Objectives Recently, it is gradually becoming important to timely monitor the accurate distribution and change of water resource on the earth due to the shortage of water resource globally. Water extraction from remotely sensed image not only is able to provide data support for water ecosystem analysis and risk prediction, but also can alleviate the currently serious ecosystem environment and contribute to sustainable development of water resource and environment protection. Because of its powerful feature representation, deep learning has an important influence on computer vision and image recognition domains. Fully convolutional networks (FCN) is the first end-to-end fully convolutional network for image pixel-wise prediction and starts the image semantic segmentation. Hereafter, other variants of image semantic segmentation based on FCN are also put up. However, the border region between water and land is still misclassified during water extracting based on FCN or its variants.
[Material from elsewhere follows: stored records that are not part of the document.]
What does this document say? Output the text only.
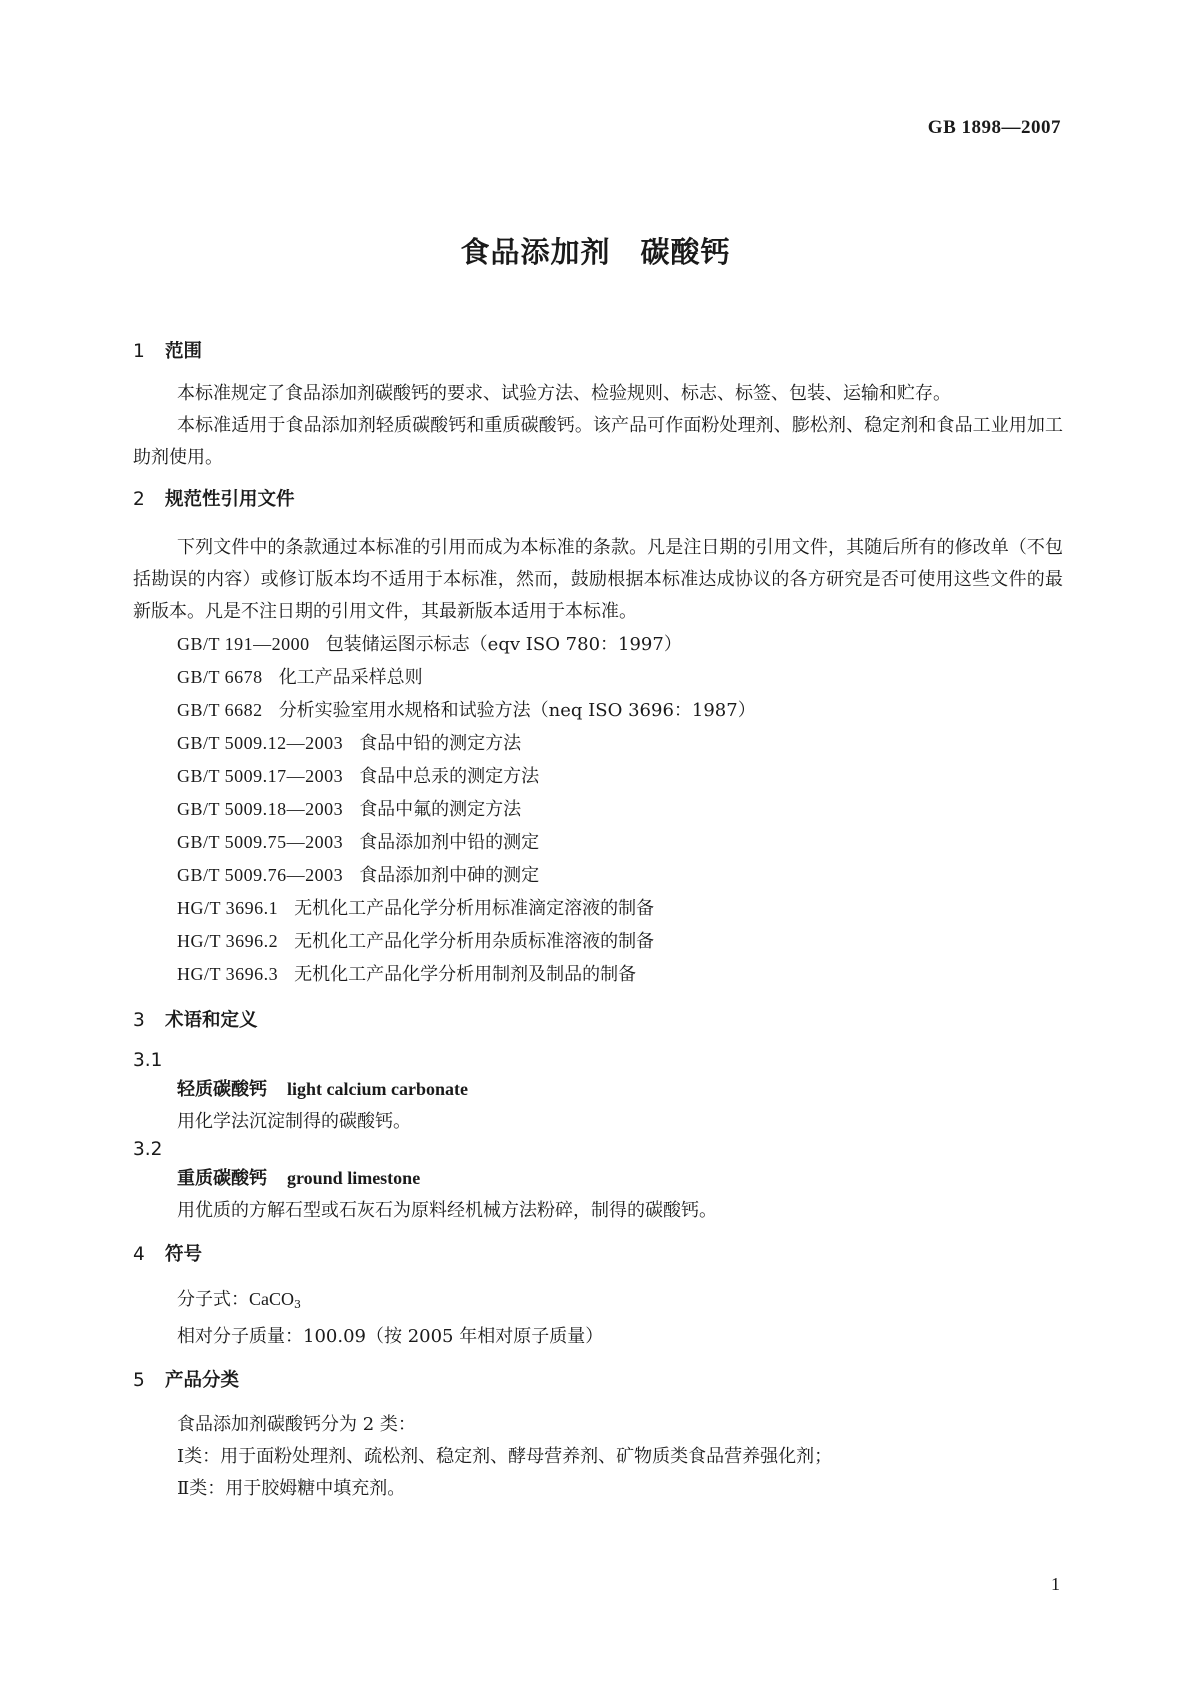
GB 1898—2007
食品添加剂　碳酸钙
1 范围
本标准规定了食品添加剂碳酸钙的要求、试验方法、检验规则、标志、标签、包装、运输和贮存。
本标准适用于食品添加剂轻质碳酸钙和重质碳酸钙。该产品可作面粉处理剂、膨松剂、稳定剂和食品工业用加工助剂使用。
2 规范性引用文件
下列文件中的条款通过本标准的引用而成为本标准的条款。凡是注日期的引用文件，其随后所有的修改单（不包括勘误的内容）或修订版本均不适用于本标准，然而，鼓励根据本标准达成协议的各方研究是否可使用这些文件的最新版本。凡是不注日期的引用文件，其最新版本适用于本标准。
GB/T 191—2000 包装储运图示标志（eqv ISO 780：1997）
GB/T 6678 化工产品采样总则
GB/T 6682 分析实验室用水规格和试验方法（neq ISO 3696：1987）
GB/T 5009.12—2003 食品中铅的测定方法
GB/T 5009.17—2003 食品中总汞的测定方法
GB/T 5009.18—2003 食品中氟的测定方法
GB/T 5009.75—2003 食品添加剂中铅的测定
GB/T 5009.76—2003 食品添加剂中砷的测定
HG/T 3696.1 无机化工产品化学分析用标准滴定溶液的制备
HG/T 3696.2 无机化工产品化学分析用杂质标准溶液的制备
HG/T 3696.3 无机化工产品化学分析用制剂及制品的制备
3 术语和定义
3.1
轻质碳酸钙 light calcium carbonate
用化学法沉淀制得的碳酸钙。
3.2
重质碳酸钙 ground limestone
用优质的方解石型或石灰石为原料经机械方法粉碎，制得的碳酸钙。
4 符号
分子式：CaCO$_3$
相对分子质量：100.09（按 2005 年相对原子质量）
5 产品分类
食品添加剂碳酸钙分为 2 类：
Ⅰ类：用于面粉处理剂、疏松剂、稳定剂、酵母营养剂、矿物质类食品营养强化剂；
Ⅱ类：用于胶姆糖中填充剂。
1
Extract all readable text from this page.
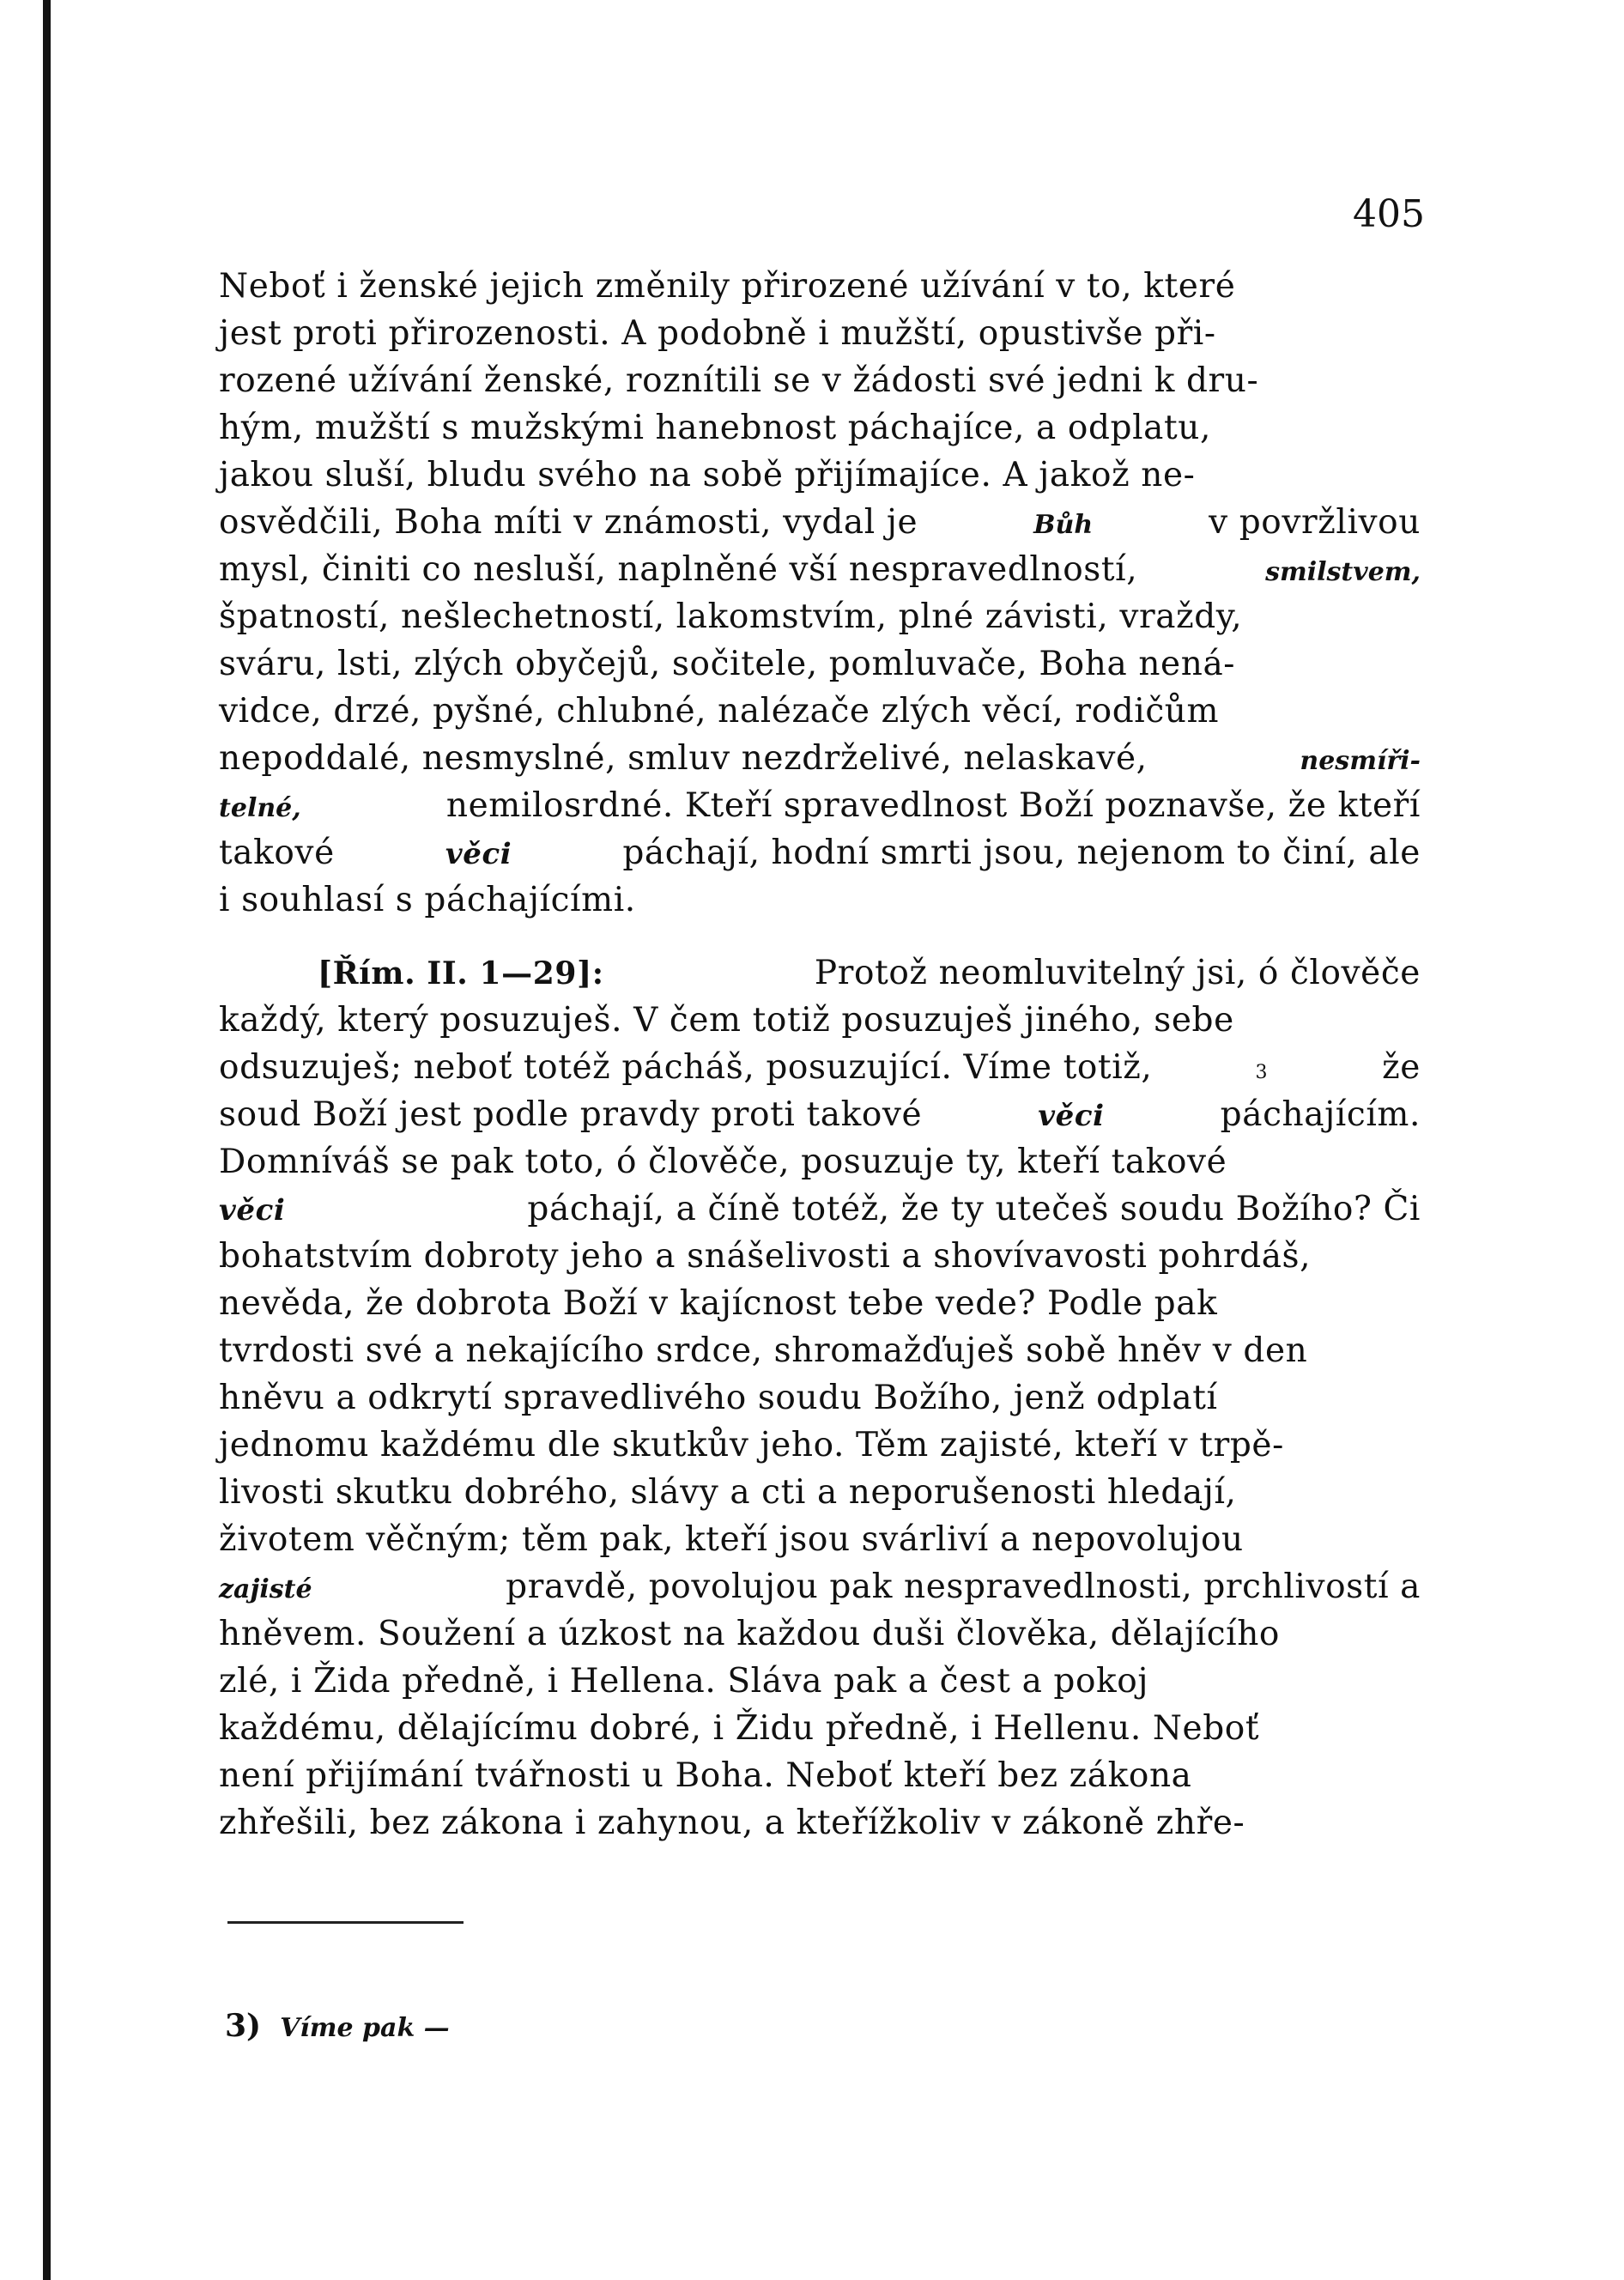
405
Neboť i ženské jejich změnily přirozené užívání v to, které
jest proti přirozenosti. A podobně i mužští, opustivše při-
rozené užívání ženské, roznítili se v žádosti své jedni k dru-
hým, mužští s mužskými hanebnost páchajíce, a odplatu,
jakou sluší, bludu svého na sobě přijímajíce. A jakož ne-
osvědčili, Boha míti v známosti, vydal je	Bůh	v povržlivou
mysl, činiti co nesluší, naplněné vší nespravedlností,	smilstvem,
špatností, nešlechetností, lakomstvím, plné závisti, vraždy,
sváru, lsti, zlých obyčejů, sočitele, pomluvače, Boha nená-
vidce, drzé, pyšné, chlubné, nalézače zlých věcí, rodičům
nepoddalé, nesmyslné, smluv nezdrželivé, nelaskavé,	nesmíři-
telné,	nemilosrdné. Kteří spravedlnost Boží poznavše, že kteří
takové	věci	páchají, hodní smrti jsou, nejenom to činí, ale
i souhlasí s páchajícími.
[Řím. II. 1—29]:	Protož neomluvitelný jsi, ó člověče
každý, který posuzuješ. V čem totiž posuzuješ jiného, sebe
odsuzuješ; neboť totéž pácháš, posuzující. Víme totiž,	3	že
soud Boží jest podle pravdy proti takové	věci	páchajícím.
Domníváš se pak toto, ó člověče, posuzuje ty, kteří takové
věci	páchají, a číně totéž, že ty utečeš soudu Božího? Či
bohatstvím dobroty jeho a snášelivosti a shovívavosti pohrdáš,
nevěda, že dobrota Boží v kajícnost tebe vede? Podle pak
tvrdosti své a nekajícího srdce, shromažďuješ sobě hněv v den
hněvu a odkrytí spravedlivého soudu Božího, jenž odplatí
jednomu každému dle skutkův jeho. Těm zajisté, kteří v trpě-
livosti skutku dobrého, slávy a cti a neporušenosti hledají,
životem věčným; těm pak, kteří jsou svárliví a nepovolujou
zajisté	pravdě, povolujou pak nespravedlnosti, prchlivostí a
hněvem. Soužení a úzkost na každou duši člověka, dělajícího
zlé, i Žida předně, i Hellena. Sláva pak a čest a pokoj
každému, dělajícímu dobré, i Židu předně, i Hellenu. Neboť
není přijímání tvářnosti u Boha. Neboť kteří bez zákona
zhřešili, bez zákona i zahynou, a kteřížkoliv v zákoně zhře-
3) Víme pak —
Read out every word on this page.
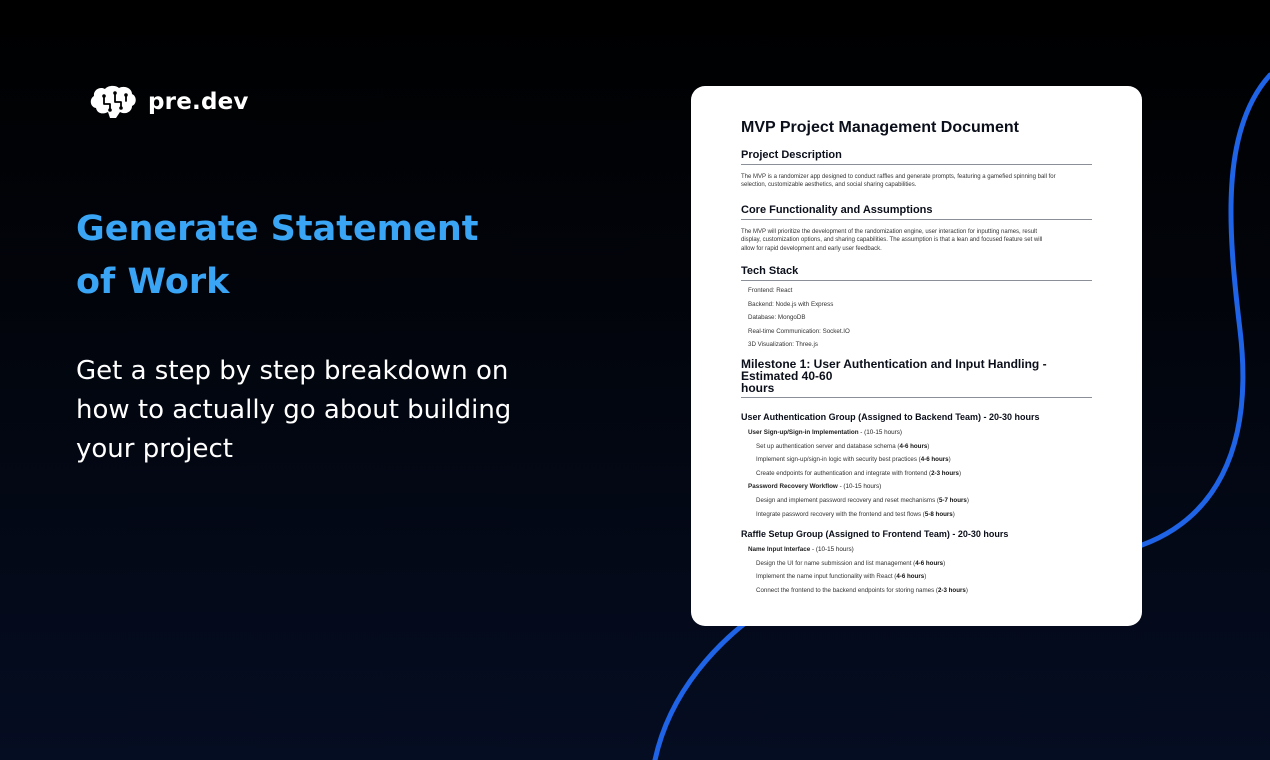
pre.dev
Generate Statement
of Work

Get a step by step breakdown on
how to actually go about building
your project

MVP Project Management Document
Project Description
The MVP is a randomizer app designed to conduct raffles and generate prompts, featuring a gamefied spinning ball for
selection, customizable aesthetics, and social sharing capabilities.
Core Functionality and Assumptions
The MVP will prioritize the development of the randomization engine, user interaction for inputting names, result
display, customization options, and sharing capabilities. The assumption is that a lean and focused feature set will
allow for rapid development and early user feedback.
Tech Stack
Frontend: React
Backend: Node.js with Express
Database: MongoDB
Real-time Communication: Socket.IO
3D Visualization: Three.js
Milestone 1: User Authentication and Input Handling - Estimated 40-60
hours
User Authentication Group (Assigned to Backend Team) - 20-30 hours
User Sign-up/Sign-in Implementation - (10-15 hours)
Set up authentication server and database schema (4-6 hours)
Implement sign-up/sign-in logic with security best practices (4-6 hours)
Create endpoints for authentication and integrate with frontend (2-3 hours)
Password Recovery Workflow - (10-15 hours)
Design and implement password recovery and reset mechanisms (5-7 hours)
Integrate password recovery with the frontend and test flows (5-8 hours)
Raffle Setup Group (Assigned to Frontend Team) - 20-30 hours
Name Input Interface - (10-15 hours)
Design the UI for name submission and list management (4-6 hours)
Implement the name input functionality with React (4-6 hours)
Connect the frontend to the backend endpoints for storing names (2-3 hours)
Therefore, we put up water extraction of high spatial resolution remotely sensed image fusing scale attention mechanism based on squeeze-and-excitation weighted FCN (SE-wFCN).

Methods We utilize GF-1 remotely sensed image to do some experiments by comparing with FCN and its variants. The proposed method has the following contribution of three aspects: (1) In order to take advantage of attention mechanism, this method applies it to features of different scales and then fuses those features more reasonably and more scientifically to reduce the possibility of misclassification of water pixels as far as possible. (2) Due to the model complexity of FCN and its possibility of overfitting, we add one auxiliary classifier module to FCN model as one branch during the training phase, which is able to help to reduce the possibility of overfitting. (3) Considering that the border pixel's position between water and land is very important to water extraction and the position information is actually ignored when computing the loss during training phase, we pay more attention to the border pixel by putting more weight in the loss function.

Results Experimental analysis shows that the proposed method is feasible and effective.

Conclusions It can achieve the more satisfying of water extraction than these current popular deep learning models (i.e. DeeplLabV3, U-Net, U2Net, MECNet, MSResNet and SADA-Net), especially in the border between water and land.